Originally published on January 31, 2010, in Centre Daily Times.
“I forgot Obama was black tonight for an hour,” commented MSNBC’s Chris Matthews last week after the State of the Union address by President Barack Obama. Apparently for Matthews, this was an indication of how far the country had traveled on race and how post-racial we have become. And he gave credit to Obama’s election and leadership for making him forget such a monumental thing as the president’s race for an hour.
This statement had me contemplating how much further we have to go on race, and how we unnecessarily distort our impressions of people with meaningless adjectives.
Matthews’ statement reflects the newness and uniqueness of having a “biracial” president, and the common practice of tagging adjectives onto others, when they are not the “norm,” such as a “black” senator, a “Hispanic” judge, a “female” CEO, an “American Indian” congressman, and so on.
But we do not use adjectives for the “norm,” which in the U.S. public arena is the white male.
And this “norm” is assumed to have leadership qualities. But if someone from a group other than the norm appears on the public arena, their otherness stands out as a qualifying adjective.
We might describe that someone as a “female astronaut,” “African American doctor,” or “Indian senator,” instead of simply using astronaut, doctor or senator.
Of course, descriptors of otherness are used globally. The labels could vary from words like “foreign” to religious ones like “Hindu, Muslim, Christian or Jew” to ethnic-, tribal-, language-and politics-based ones.
Labeling others is a common human activity, but we can control what we do after we label someone.
And my fellow Americans and I, with origins from all around the world, have a unique opportunity to engage in an exercise of remembering and forgetting such things, not just for an hour, but forever.
We need to acknowledge the accomplishments of those from “minority” groups, by remembering, registering and then forgetting.
When we remember and register, we expand our idea of the possibilities for different groups of people. But then we need to forget, and forget not momentarily, but forever.
When someone enters a room, I wish we could both remember and forget their ethnic origins.
When we meet someone, I wish we could both remember and forget our religions.
When we succeed or fail, I wish we could both remember and forget our gender.
And so on, till we register just the unique individual before us.
I wish we would acknowledge that our physical realities and backgrounds may or may not have any bearing on our thoughts, acts and performance, depending on the context.

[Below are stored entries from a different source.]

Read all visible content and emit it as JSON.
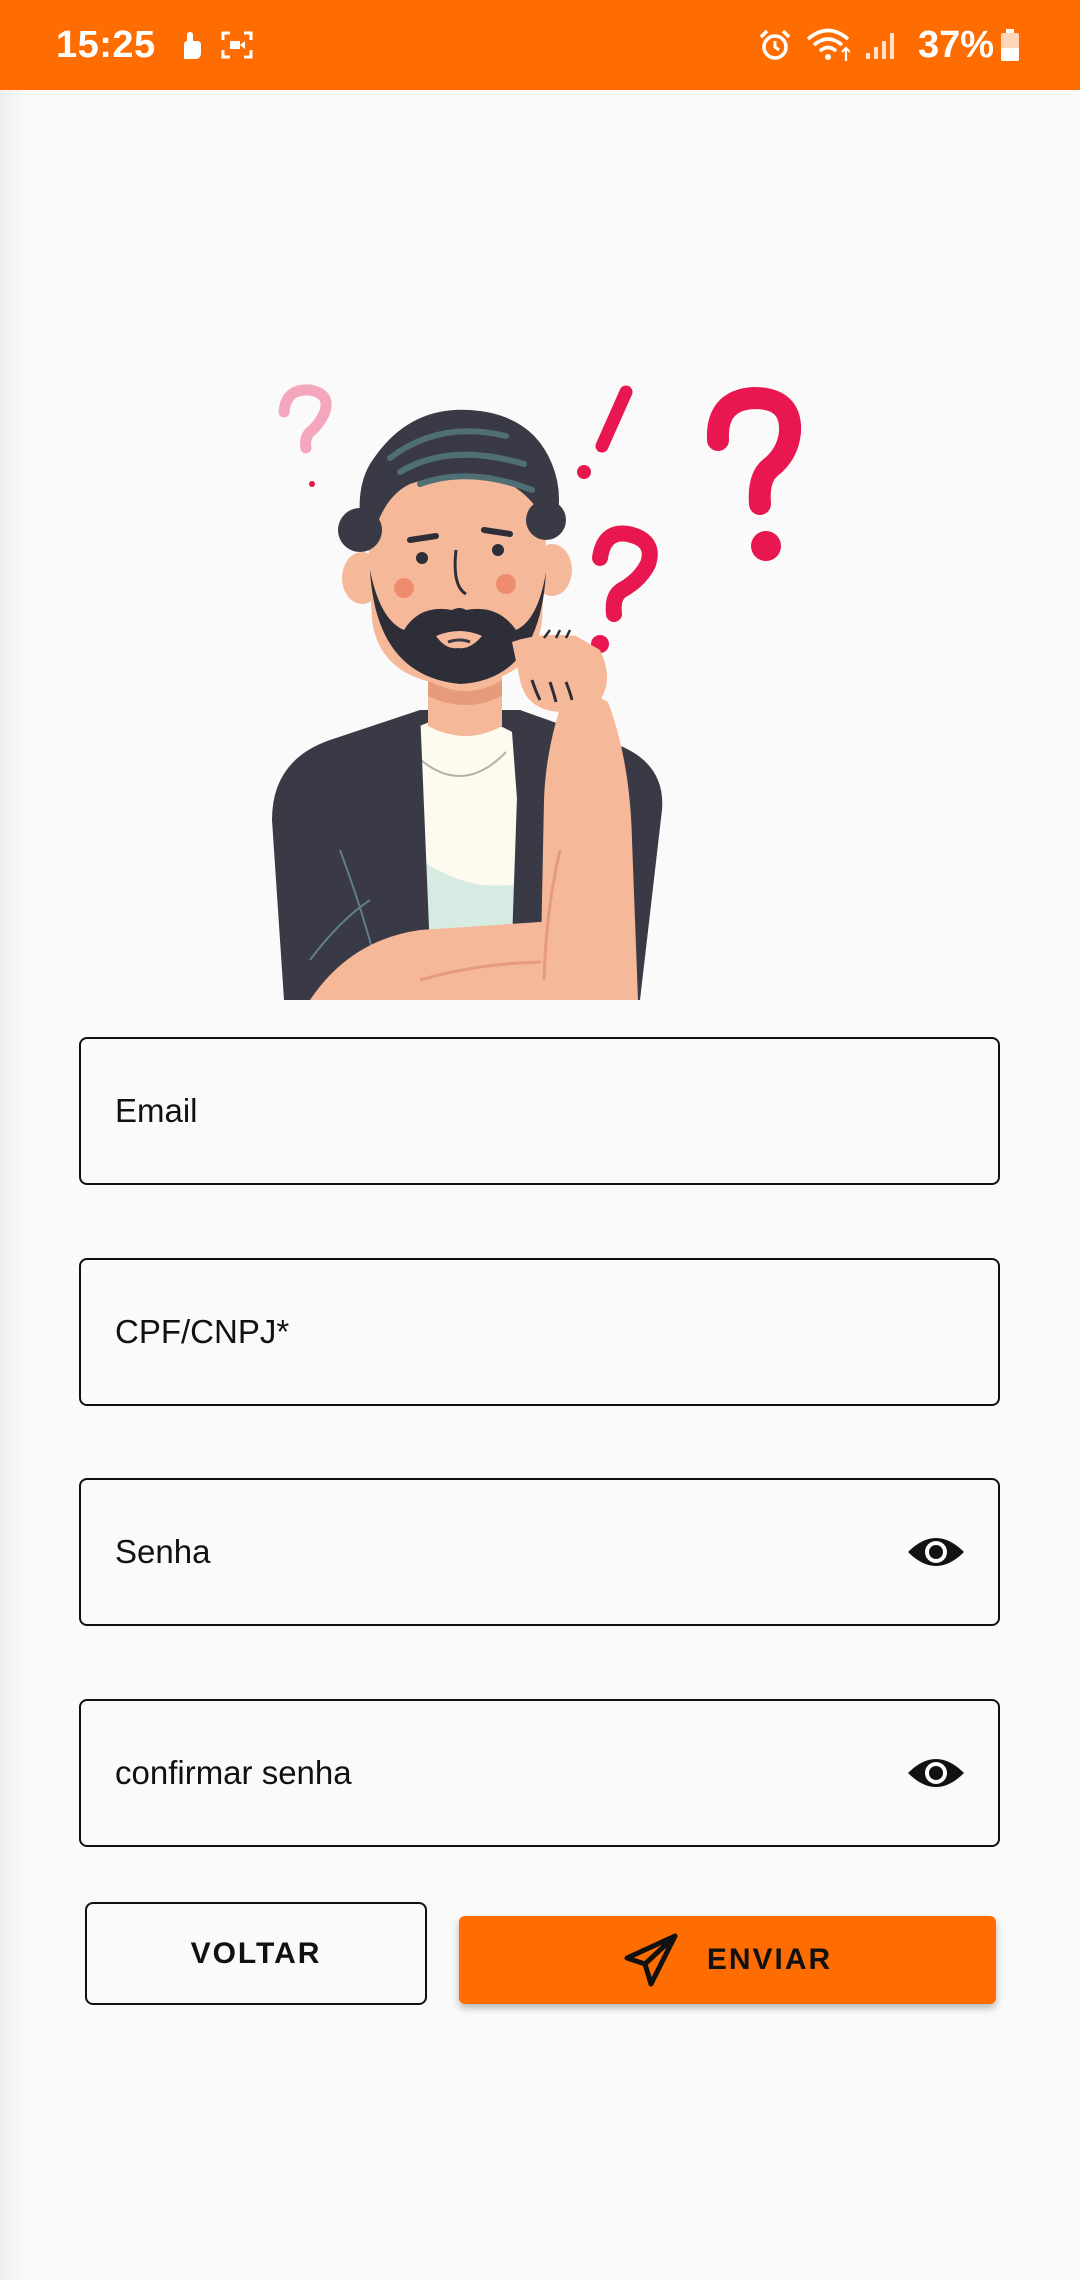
{
  "status_bar": {
    "time": "15:25",
    "battery": "37%",
    "icons": [
      "hand-icon",
      "screen-record-icon",
      "alarm-icon",
      "wifi-icon",
      "signal-icon",
      "battery-icon"
    ]
  },
  "form": {
    "email_label": "Email",
    "document_label": "CPF/CNPJ*",
    "password_label": "Senha",
    "confirm_password_label": "confirmar senha"
  },
  "actions": {
    "back_label": "VOLTAR",
    "send_label": "ENVIAR"
  },
  "colors": {
    "accent": "#ff6d00",
    "question_marks": "#e8174f",
    "background": "#fafafa"
  }
}
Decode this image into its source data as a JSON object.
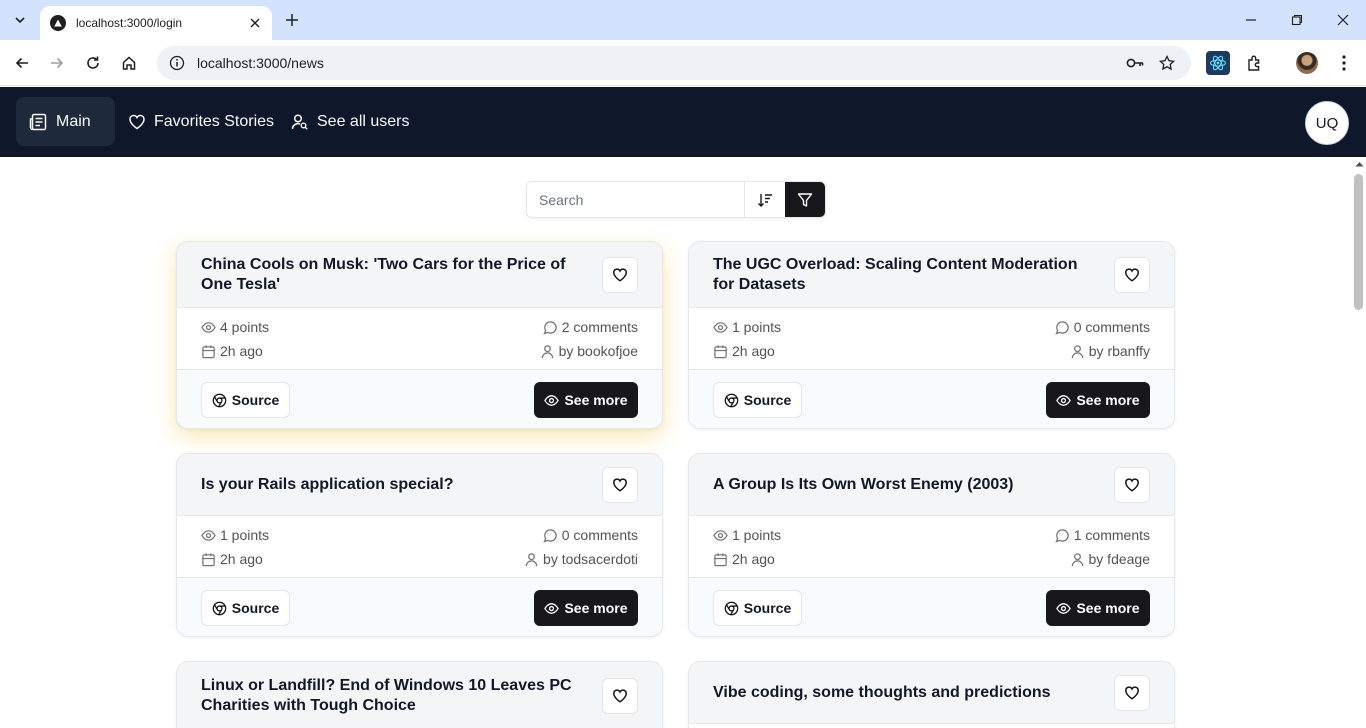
{
  "browser": {
    "tab_title": "localhost:3000/login",
    "url": "localhost:3000/news",
    "profile_icon": "profile-avatar-icon"
  },
  "nav": {
    "items": [
      {
        "label": "Main",
        "icon": "newspaper-icon"
      },
      {
        "label": "Favorites Stories",
        "icon": "heart-icon"
      },
      {
        "label": "See all users",
        "icon": "user-search-icon"
      }
    ],
    "avatar_initials": "UQ"
  },
  "search": {
    "placeholder": "Search",
    "value": ""
  },
  "colors": {
    "header_bg": "#0f172a",
    "primary_button": "#18181b",
    "highlight_glow": "#eab308"
  },
  "stories": [
    {
      "title": "China Cools on Musk: 'Two Cars for the Price of One Tesla'",
      "points": "4 points",
      "comments": "2 comments",
      "time": "2h ago",
      "author": "by bookofjoe",
      "source_label": "Source",
      "see_more_label": "See more"
    },
    {
      "title": "The UGC Overload: Scaling Content Moderation for Datasets",
      "points": "1 points",
      "comments": "0 comments",
      "time": "2h ago",
      "author": "by rbanffy",
      "source_label": "Source",
      "see_more_label": "See more"
    },
    {
      "title": "Is your Rails application special?",
      "points": "1 points",
      "comments": "0 comments",
      "time": "2h ago",
      "author": "by todsacerdoti",
      "source_label": "Source",
      "see_more_label": "See more"
    },
    {
      "title": "A Group Is Its Own Worst Enemy (2003)",
      "points": "1 points",
      "comments": "1 comments",
      "time": "2h ago",
      "author": "by fdeage",
      "source_label": "Source",
      "see_more_label": "See more"
    },
    {
      "title": "Linux or Landfill? End of Windows 10 Leaves PC Charities with Tough Choice"
    },
    {
      "title": "Vibe coding, some thoughts and predictions"
    }
  ]
}
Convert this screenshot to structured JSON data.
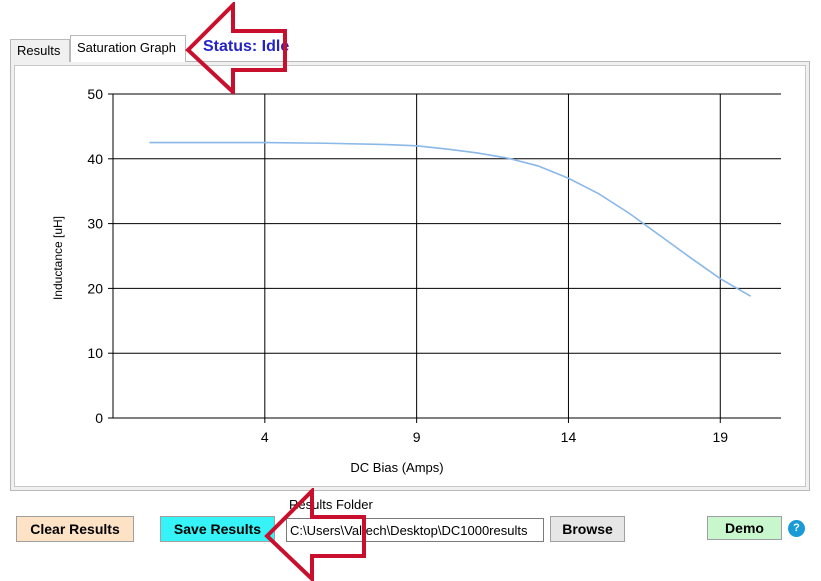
{
  "tabs": [
    {
      "label": "Results"
    },
    {
      "label": "Saturation Graph"
    }
  ],
  "status": {
    "text": "Status: Idle",
    "color": "#2323c8"
  },
  "chart_data": {
    "type": "line",
    "xlabel": "DC Bias (Amps)",
    "ylabel": "Inductance [uH]",
    "xticks": [
      4,
      9,
      14,
      19
    ],
    "yticks": [
      0,
      10,
      20,
      30,
      40,
      50
    ],
    "xlim": [
      -1,
      21
    ],
    "ylim": [
      0,
      50
    ],
    "grid": true,
    "legend": "none",
    "line_color": "#8ab8e8",
    "series": [
      {
        "x": [
          0.2,
          2,
          4,
          6,
          8,
          9,
          10,
          11,
          12,
          13,
          14,
          15,
          16,
          17,
          18,
          19,
          20
        ],
        "values": [
          42.5,
          42.5,
          42.5,
          42.4,
          42.2,
          42.0,
          41.5,
          40.9,
          40.1,
          38.9,
          37.0,
          34.6,
          31.6,
          28.2,
          24.8,
          21.5,
          18.8
        ]
      }
    ]
  },
  "buttons": {
    "clear": "Clear Results",
    "save": "Save Results",
    "browse": "Browse",
    "demo": "Demo",
    "help": "?"
  },
  "folder": {
    "label": "Results Folder",
    "value": "C:\\Users\\Valtech\\Desktop\\DC1000results"
  },
  "colors": {
    "annotation_arrow": "#c8102e",
    "clear_button": "#fde2c6",
    "save_button": "#35f3f7",
    "demo_button": "#c9f7cd",
    "help_icon": "#1a9bd7"
  }
}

In such a world, where we both remember and forget, we would view Obama’s successes and failures as simply the journey of an American politician, who happens to be biracial, and has strengths and failings like the rest of us.
In such a world, Matthews would have remembered and then forgotten Obama’s biracial heritage forever, not just for an hour, and restricted himself to comments on the quality of the president’s State of the Union address.
Just like we remember and forget Matthews’ race.